Antoine Borrut specializes in early Islamic history and historiography. He is the author of Entre mémoire et pouvoir: l’espace syrien sous les derniers Omeyyades et les premiers Abbassides (v. 72-193/692-809) [Between memory and power: the Syrian space under the Latter Umayyads and Early Abbasids (ca. 72-193/692-809)] (Leiden: Brill, 2011). He also edited or co-edited several volumes: Umayyad Legacies: Medieval Memories from Syria to Spain (edited with Paul M. Cobb, Leiden: Brill, 2010), gathering the proceedings of an international conference that he co-organized in Damascus, Syria, in 2006; Écriture de l’histoire et processus de canonisation dans les premiers siècles de l’Islam [Historical Writing and Canonization Processes in Early Islam], Revue des Mondes Musulmans et de la Méditerranée (REMMM) 129 (Aix-en-Provence: 2011); Le Proche-Orient de Justinien aux Abbassides: peuplement et dynamiques spatiales [The Near East from Justinian to the Abbasids: Settlement and Spatial Dynamics] (edited with M. Debié, A. Papaconstantinou, D. Pieri, and J.-P. Sodini, Turnhout: Brepols, 2012).
Antoine Borrut has previously taught at the University of Toulouse Le Mirail (France), the University of Saint-Joseph (Beirut, Lebanon), the University of Paris 8 Saint-Denis (France) and directed seminars at the University of Paris 1–La Sorbonne and at the École des Hautes Études en Sciences Sociales (School for Advanced Studies in the Social Sciences). He was also a research fellow of the Institut Français du Proche-Orient (French Institute of the Near East) in Damascus (Syria, 2002-2006) and a post-doctoral fellow, at the Centre National de la Recherche Scientifique (French National Center for Scientific Research) in Paris (2007-2008).
He organized several workshops and conferences in the Middle East, in France and in the US, and published several journal articles mostly dealing with early Islamic Syria or Islamic historiography. He currently serves as Middle East Medievalists’ secretary (http://www.middleeastmedievalists.org), the leading professional association in North America in the field of pre-modern Islam. He is also the editor of the bulletin of the association, al-ʿUṣūr al-Wusṭā.

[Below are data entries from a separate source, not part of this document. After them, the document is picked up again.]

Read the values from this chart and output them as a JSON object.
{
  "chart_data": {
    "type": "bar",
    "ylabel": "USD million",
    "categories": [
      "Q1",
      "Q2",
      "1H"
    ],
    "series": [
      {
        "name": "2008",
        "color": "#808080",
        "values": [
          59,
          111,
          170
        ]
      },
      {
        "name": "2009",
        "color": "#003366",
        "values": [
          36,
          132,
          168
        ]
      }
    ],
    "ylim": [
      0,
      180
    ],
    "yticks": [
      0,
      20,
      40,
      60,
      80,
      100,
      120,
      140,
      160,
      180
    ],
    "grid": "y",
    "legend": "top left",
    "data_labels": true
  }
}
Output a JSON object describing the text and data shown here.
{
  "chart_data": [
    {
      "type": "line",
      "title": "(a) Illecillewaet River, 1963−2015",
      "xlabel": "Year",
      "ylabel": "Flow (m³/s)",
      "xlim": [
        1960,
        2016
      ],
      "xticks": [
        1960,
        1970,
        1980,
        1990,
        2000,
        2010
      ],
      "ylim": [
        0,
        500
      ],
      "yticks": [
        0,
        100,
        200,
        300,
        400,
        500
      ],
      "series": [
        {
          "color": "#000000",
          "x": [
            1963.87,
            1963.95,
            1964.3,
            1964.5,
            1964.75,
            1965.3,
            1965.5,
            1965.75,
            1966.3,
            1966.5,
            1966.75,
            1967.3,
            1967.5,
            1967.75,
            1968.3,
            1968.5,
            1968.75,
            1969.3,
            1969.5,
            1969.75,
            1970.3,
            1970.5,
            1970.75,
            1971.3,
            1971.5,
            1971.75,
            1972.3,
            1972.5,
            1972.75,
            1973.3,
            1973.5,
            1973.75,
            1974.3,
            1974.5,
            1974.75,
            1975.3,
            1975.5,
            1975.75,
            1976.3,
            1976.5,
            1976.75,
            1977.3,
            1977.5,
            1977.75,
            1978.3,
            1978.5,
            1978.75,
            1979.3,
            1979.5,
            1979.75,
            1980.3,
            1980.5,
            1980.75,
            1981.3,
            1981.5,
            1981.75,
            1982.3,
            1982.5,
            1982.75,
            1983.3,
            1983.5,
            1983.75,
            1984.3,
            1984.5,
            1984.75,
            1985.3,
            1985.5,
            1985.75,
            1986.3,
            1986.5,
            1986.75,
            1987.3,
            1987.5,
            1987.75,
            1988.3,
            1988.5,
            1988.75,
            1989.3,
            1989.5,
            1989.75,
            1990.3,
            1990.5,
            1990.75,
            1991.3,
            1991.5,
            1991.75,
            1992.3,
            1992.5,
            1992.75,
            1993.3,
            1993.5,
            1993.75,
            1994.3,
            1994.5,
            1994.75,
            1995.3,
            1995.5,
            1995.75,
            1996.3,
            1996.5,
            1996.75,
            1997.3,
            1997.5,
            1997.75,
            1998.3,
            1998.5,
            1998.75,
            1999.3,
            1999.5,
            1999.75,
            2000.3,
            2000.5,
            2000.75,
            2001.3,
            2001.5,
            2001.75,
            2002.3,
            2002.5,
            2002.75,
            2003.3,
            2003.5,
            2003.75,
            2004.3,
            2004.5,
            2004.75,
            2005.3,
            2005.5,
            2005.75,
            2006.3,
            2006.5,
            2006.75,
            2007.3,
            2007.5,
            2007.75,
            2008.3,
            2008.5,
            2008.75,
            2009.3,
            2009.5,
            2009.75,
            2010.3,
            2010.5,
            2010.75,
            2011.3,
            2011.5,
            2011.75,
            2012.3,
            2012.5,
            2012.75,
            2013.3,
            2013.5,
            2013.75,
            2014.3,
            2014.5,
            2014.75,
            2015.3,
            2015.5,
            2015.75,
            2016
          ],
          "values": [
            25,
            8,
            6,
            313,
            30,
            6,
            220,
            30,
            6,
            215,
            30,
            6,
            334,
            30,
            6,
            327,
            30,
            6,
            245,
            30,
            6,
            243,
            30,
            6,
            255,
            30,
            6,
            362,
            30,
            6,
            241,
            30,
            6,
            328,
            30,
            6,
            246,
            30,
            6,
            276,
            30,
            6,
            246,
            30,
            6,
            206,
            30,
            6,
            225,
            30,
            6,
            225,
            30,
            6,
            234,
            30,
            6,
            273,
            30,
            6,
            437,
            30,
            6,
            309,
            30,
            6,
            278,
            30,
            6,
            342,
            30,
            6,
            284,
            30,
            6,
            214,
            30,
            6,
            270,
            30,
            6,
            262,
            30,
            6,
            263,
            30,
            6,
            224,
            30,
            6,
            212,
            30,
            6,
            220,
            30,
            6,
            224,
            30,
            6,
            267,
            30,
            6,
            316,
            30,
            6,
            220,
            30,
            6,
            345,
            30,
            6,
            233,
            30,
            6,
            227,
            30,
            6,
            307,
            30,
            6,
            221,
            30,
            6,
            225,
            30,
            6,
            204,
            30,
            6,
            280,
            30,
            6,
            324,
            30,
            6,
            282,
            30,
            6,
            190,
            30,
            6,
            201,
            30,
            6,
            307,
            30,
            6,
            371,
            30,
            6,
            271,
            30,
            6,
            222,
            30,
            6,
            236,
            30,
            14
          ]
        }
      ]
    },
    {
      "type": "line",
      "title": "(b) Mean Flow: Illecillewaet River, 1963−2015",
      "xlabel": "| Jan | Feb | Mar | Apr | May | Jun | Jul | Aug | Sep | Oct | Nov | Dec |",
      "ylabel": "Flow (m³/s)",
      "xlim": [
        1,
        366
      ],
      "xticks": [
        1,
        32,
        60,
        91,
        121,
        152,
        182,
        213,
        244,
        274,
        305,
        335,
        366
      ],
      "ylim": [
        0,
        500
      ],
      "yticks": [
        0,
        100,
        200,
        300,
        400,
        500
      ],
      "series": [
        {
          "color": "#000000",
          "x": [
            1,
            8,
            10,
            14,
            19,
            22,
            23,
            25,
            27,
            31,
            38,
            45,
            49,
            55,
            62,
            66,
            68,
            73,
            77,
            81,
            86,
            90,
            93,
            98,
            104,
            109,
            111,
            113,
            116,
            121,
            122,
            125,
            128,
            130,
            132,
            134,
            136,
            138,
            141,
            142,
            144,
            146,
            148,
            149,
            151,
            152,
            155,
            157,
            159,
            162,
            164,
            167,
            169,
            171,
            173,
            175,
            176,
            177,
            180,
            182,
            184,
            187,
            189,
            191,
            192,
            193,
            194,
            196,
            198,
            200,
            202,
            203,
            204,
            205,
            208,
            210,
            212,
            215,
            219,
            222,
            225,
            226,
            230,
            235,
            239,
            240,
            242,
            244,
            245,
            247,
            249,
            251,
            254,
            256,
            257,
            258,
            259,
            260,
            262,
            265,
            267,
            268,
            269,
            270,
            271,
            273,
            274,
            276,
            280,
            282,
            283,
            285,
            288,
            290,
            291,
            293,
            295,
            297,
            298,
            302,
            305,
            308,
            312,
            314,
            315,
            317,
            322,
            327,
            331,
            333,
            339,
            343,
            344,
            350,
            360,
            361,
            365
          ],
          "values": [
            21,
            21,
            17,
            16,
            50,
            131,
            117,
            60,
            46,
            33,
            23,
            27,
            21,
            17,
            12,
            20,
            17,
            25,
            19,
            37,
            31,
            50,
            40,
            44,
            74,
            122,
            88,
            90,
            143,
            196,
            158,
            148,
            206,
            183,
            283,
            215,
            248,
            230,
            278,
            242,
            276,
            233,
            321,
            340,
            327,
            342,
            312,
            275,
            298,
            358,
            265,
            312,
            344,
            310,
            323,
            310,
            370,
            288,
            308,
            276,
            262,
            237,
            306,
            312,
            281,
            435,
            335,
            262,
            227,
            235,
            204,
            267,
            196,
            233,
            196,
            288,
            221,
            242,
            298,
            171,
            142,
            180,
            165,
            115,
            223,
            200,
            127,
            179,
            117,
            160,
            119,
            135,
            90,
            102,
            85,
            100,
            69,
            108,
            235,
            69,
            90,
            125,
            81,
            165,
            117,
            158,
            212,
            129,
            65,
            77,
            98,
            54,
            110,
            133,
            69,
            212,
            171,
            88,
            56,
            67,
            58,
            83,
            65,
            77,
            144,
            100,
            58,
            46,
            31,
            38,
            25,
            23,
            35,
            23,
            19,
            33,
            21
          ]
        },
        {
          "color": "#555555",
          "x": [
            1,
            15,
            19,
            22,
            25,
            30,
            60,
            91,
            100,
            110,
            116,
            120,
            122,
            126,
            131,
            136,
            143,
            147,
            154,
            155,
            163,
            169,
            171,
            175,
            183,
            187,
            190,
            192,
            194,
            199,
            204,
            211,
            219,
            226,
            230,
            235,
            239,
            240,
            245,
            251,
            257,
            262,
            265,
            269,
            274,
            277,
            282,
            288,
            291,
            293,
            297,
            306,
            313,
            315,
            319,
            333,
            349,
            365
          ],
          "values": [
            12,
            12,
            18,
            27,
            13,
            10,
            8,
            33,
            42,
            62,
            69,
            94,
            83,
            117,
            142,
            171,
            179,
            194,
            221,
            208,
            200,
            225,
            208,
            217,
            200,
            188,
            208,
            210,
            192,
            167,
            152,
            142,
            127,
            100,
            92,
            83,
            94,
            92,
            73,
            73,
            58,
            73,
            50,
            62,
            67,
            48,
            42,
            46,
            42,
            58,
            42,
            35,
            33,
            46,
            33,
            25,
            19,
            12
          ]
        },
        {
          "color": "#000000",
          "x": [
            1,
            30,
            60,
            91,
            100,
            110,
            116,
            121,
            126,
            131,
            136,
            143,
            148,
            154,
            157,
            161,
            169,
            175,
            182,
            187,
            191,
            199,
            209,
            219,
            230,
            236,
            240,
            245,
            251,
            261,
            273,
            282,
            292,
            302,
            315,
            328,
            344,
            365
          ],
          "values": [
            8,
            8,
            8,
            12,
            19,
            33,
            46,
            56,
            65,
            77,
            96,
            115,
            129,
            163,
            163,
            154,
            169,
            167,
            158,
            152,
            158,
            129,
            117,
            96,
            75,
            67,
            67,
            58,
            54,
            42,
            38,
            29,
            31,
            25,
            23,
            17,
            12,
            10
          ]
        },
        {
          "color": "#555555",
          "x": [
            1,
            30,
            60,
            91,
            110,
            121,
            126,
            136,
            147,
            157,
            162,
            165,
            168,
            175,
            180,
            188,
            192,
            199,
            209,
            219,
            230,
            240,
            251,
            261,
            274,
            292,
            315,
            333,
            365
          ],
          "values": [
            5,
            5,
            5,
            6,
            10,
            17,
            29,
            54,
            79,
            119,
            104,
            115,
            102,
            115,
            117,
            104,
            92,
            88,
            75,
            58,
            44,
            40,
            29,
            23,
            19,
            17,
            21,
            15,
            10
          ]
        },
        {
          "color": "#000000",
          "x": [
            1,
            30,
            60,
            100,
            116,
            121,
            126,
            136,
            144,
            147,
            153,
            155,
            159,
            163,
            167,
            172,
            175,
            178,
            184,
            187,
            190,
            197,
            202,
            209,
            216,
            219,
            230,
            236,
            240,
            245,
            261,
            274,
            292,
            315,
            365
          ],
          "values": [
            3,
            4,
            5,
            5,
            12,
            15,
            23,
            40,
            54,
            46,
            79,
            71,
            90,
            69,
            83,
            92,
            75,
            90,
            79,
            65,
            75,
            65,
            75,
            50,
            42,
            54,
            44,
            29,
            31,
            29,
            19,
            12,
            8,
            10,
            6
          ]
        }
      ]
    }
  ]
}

I am currently working on two main projects. The first one, tentatively entitled Heaven and History: Astrologers, Theologians, and the Making of Islamic History, focuses on the much-neglected genre of astrological histories and on the role of court astrologers in historical writing in early Islam. This project notably aims to shed a new light on the thorny question of lost sources in early Islamic historiography and on the various forms of historical writing that flourished in Muslim contexts. A preliminary evaluation of the material and a more detailed sense of the project can be found in my forthcoming article: “Court Astrologers and Historical Writing in Early Abbasid Baghdad: An Appraisal,” in J. Scheiner et al. (eds.), Contexts of Learning in Baghdad from the 8th-10th Centuries (Princeton: The Darwin Press, forthcoming).
My second main direction of research concentrates on the construction of early Islamic sites of memory (lieux de mémoire) and its impact on the making of an agreed upon version of the early Islamic past. In this perspective, I am now studying one of founding episodes of early Islam, namely the martyrdom of al-Ḥusayn at Karbala in 61/680. Preliminary results should be available shortly in “Remembering Karbalāʾ: The Construction of an Early Islamic Site of Memory,” Jerusalem Studies in Arabic and Islam (forthcoming in 2014).
Besides these two book-length projects, I am also working on a co-edited volume (with Fred M. Donner, tentatively entitled Christians and Others in the Early Umayyad State) and on various smaller projects mostly dealing with the first dynasty of Islam, the Umayyads.